ルージュはキスのあとで
「はい、おまちどうさま。本日のお献立です」
「あ、ありがとうございます」
「今日はね、いい真ダコが手に入ったのでタコ飯定食ですよ。お茶とデザートも用意しておりますので、お食事が終わりましたら声かけてくださいね」
おだやかな笑みを浮かべた板前さんはそれだけ言うと調理場に戻っていった。
テーブルに置かれたお膳を見ると、温かな湯気が立ち上る。
空腹を刺激する、おいしそうな香りに思わずお腹の音が鳴り響いてしまいそうだった。
「食ってみろ。うまいぞ」
「……いただきます」
手を合わせてから、箸を取る。
まずはお吸い物から、たけのこと絹さやが入ったお吸い物。どちらも季節の野菜だ。
ゆっくりと口をつける。
「おいしい!」
思わず声に出して言ってしまった。本当においしかったから。
顔が綻んでいくのが自分でもわかった。
今日はずっと顔が強張っていた気がする。
メイク指南のことを絶対に断ろうと虚勢を張っていたから。
強い気持ちを持って、長谷部さんに向かっていかないと勝てないと気持ちを張りつめていた。

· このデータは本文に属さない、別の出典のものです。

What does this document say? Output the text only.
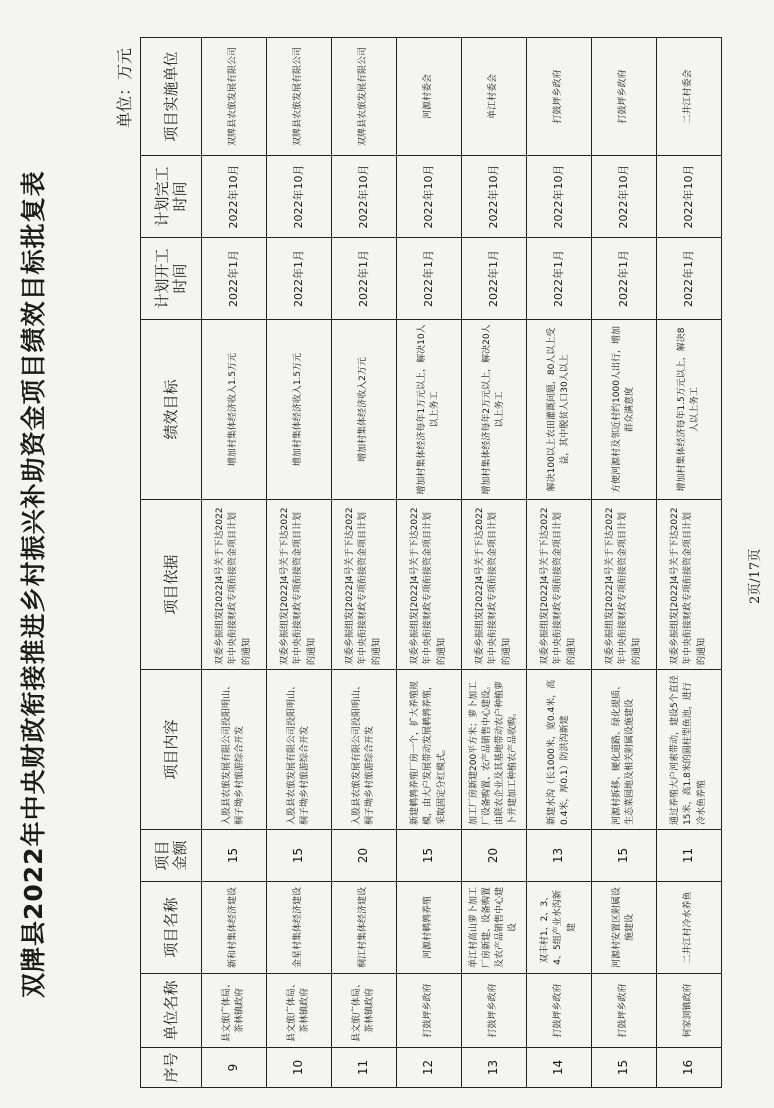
双牌县2022年中央财政衔接推进乡村振兴补助资金项目绩效目标批复表
单位：万元
序号	单位名称	项目名称	项目金额	项目内容	项目依据	绩效目标	计划开工时间	计划完工时间	项目实施单位
9	县文旅广体局、茶林镇政府	新和村集体经济建设	15	入股县农旅发展有限公司投阳明山、桐子坳乡村旅游综合开发	双委乡振组发[2022]4号关于下达2022年中央衔接财政专项衔接资金项目计划的通知	增加村集体经济收入1.5万元	2022年1月	2022年10月	双牌县农旅发展有限公司
10	县文旅广体局、茶林镇政府	金星村集体经济建设	15	入股县农旅发展有限公司投阳明山、桐子坳乡村旅游综合开发	双委乡振组发[2022]4号关于下达2022年中央衔接财政专项衔接资金项目计划的通知	增加村集体经济收入1.5万元	2022年1月	2022年10月	双牌县农旅发展有限公司
11	县文旅广体局、茶林镇政府	桐江村集体经济建设	20	入股县农旅发展有限公司投阳明山、桐子坳乡村旅游综合开发	双委乡振组发[2022]4号关于下达2022年中央衔接财政专项衔接资金项目计划的通知	增加村集体经济收入2万元	2022年1月	2022年10月	双牌县农旅发展有限公司
12	打鼓坪乡政府	河源村鹌鹑养殖	15	新建鹌鹑养殖厂房一个，扩大养殖规模，由大户发展带动发展鹌鹑养殖，采取固定分红模式。	双委乡振组发[2022]4号关于下达2022年中央衔接财政专项衔接资金项目计划的通知	增加村集体经济每年1万元以上，解决10人以上务工	2022年1月	2022年10月	河源村委会
13	打鼓坪乡政府	单江村高山萝卜加工厂房新建、设备购置及农产品销售中心建设	20	加工厂房新建200平方米；萝卜加工厂设备购置、农产品销售中心建设。由联农企业及其基地带动农户种植萝卜并建加工种植农产品收购。	双委乡振组发[2022]4号关于下达2022年中央衔接财政专项衔接资金项目计划的通知	增加村集体经济每年2万元以上，解决20人以上务工	2022年1月	2022年10月	单江村委会
14	打鼓坪乡政府	双丰村1、2、3、4、5组产业水沟新建	13	新建水沟（长1000米，宽0.4米，高0.4米，厚0.1）防洪沟新建	双委乡振组发[2022]4号关于下达2022年中央衔接财政专项衔接资金项目计划的通知	解决100以上农田灌溉问题，80人以上受益，其中脱贫人口30人以上	2022年1月	2022年10月	打鼓坪乡政府
15	打鼓坪乡政府	河源村安置区附属设施建设	15	河源村拆移、硬化道路、绿化提质、生态菜园地及相关附属设施建设	双委乡振组发[2022]4号关于下达2022年中央衔接财政专项衔接资金项目计划的通知	方便河源村及邻近村约1000人出行，增加群众满意度	2022年1月	2022年10月	打鼓坪乡政府
16	何家洞镇政府	二井江村冷水养鱼	11	通过养殖大户河索带动，建设5个直径15米，高1.8米的圆柱型鱼池，进行冷水鱼养殖	双委乡振组发[2022]4号关于下达2022年中央衔接财政专项衔接资金项目计划的通知	增加村集体经济每年1.5万元以上，解决8人以上务工	2022年1月	2022年10月	二井江村委会
2页/17页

だからこそ、久しぶりに自分でも笑ったと自覚があった。
そんな私のことを、じっと見ていたのは目の前の長谷部さんだった。
「なんだ。笑えるじゃないか」
長谷部さんは、そう言ったあとお吸い物に口をつけた。
私はそんな長谷部さんに、ムッとして悪態をついた。
「人をロボットみたいにいわないでください」
どこか人をからかっているような様子の長谷部さんに、内心腹をたてながら次はタコ飯に箸をつける。
こちらも、タコがとてもやわらかくておいしい。
ああ、箸が止まらない。
ものすごく……おいしい。
また顔が緩んでしまいそうになったが、目の前の長谷部さんにまた何か言われるかもしれない。
顔を引き締めたまま、黙々と目の前のおいしいご飯を食べることに専念することにした。
食べ物に罪はない。
それにしても、本当においしいなぁ。今度、彩乃を連れてきてあげよう。
きっと喜ぶだろうなぁ。
パチンと箸を置いた長谷部さんは、肘をついて私のほうをジッと見つめている。
その視線がバチバチ当たっているのがわかって、なんとなく居心地が悪い。
最初はその視線を無視していたのだが、こんなに至近距離で見つめられると無視するのにも段々無理になってくる。
私も箸を置いて、目の前の長谷部さんを見た。